Somewhere, this court case probably exists.

Another case could be like the one that I mentioned above: when someone has multiple categories that might make them undesirable, some protected, some not. Discriminating against someone for being female is unlawful, but happens frequently and is hard to prove. Discriminating against someone because of their age is unlawful, but happens frequently and is hard to prove. Discriminating against someone because they have children is (I believe, at least in most states) unlawful, but happens frequently and is hard to prove. Discriminating against someone because they are overweight, don't dress right, or just aren't "cool", is not unlawful, but perhaps could be seen as such, which is why those things are never mentioned. And while there are probably a few high profile employment cases every year, at the same time there are millions and millions of Americans who are demoted, passed over for promotion, stuck in dead-end career tracks, or are the first to be laid off, because they somehow fall short of social expectations that have nothing to do with their job. Some of these are theoretically protected, others are not. In many (or probably most) cases, the human resources people are unaware that they are being discriminatory. When they decide that Mary isn't the right one for a promotion, they say to themselves that she doesn't seem to have the ambition to handle a high stress job--- they don't say that she has a young child, and won't take her job seriously. When Joseph is turned down for extra training in technology, they say to themselves that he isn't "flexible" or "innovative"--- not that he is 46, and can't handle computers. And so, the discrimination goes on constantly, with most people unaware that they are discriminating or being discriminated against.

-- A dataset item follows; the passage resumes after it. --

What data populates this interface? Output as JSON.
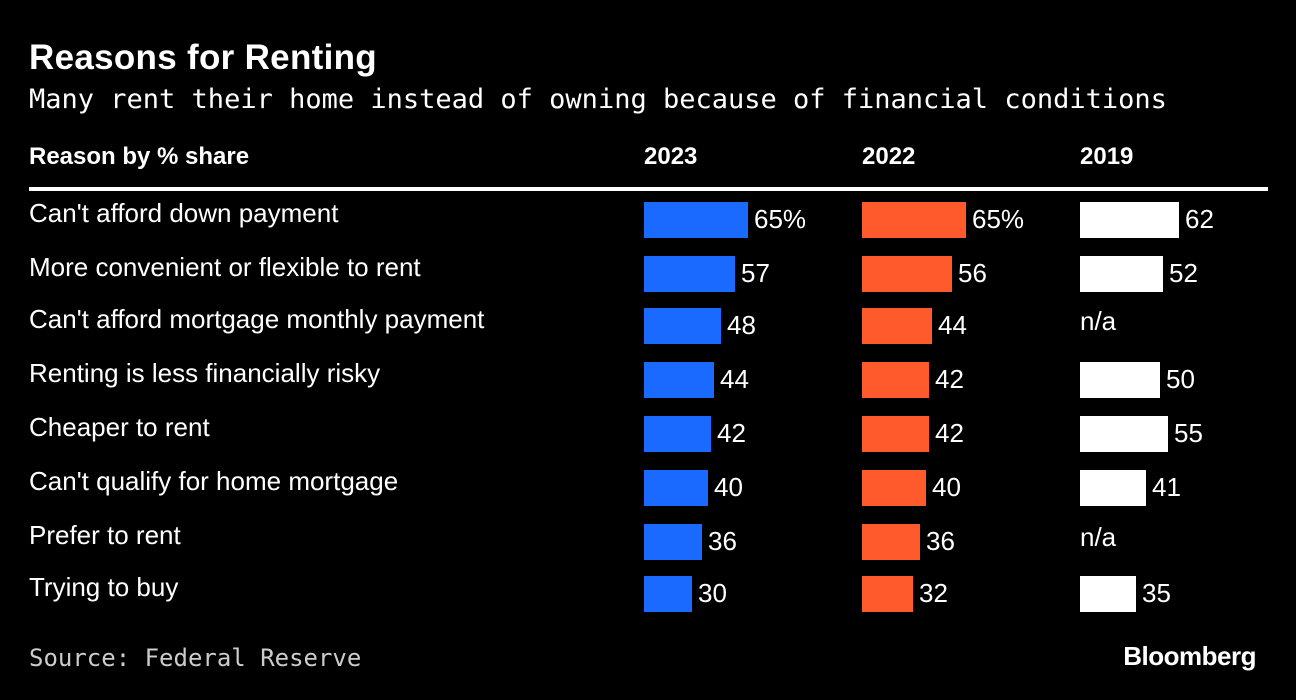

There is also a fair amount of hypocrisy involved in these decisions. Whatever the complicated issues involving government, business and the individual, hypocrisy is easy to hate. I have to admit that many times I have gritted my teeth at hip, trendy liberals who enthusiastically support gay rights, who are totally unaware, or don't care, that they are discriminating against people who are less fashionable in their hardships, such as older single mothers.

While there are many complicated issues, my own instinct is that the belief that somehow it is totally allowable to discriminate against an individual, but forbidden to discriminate against a group, is not morally feasible.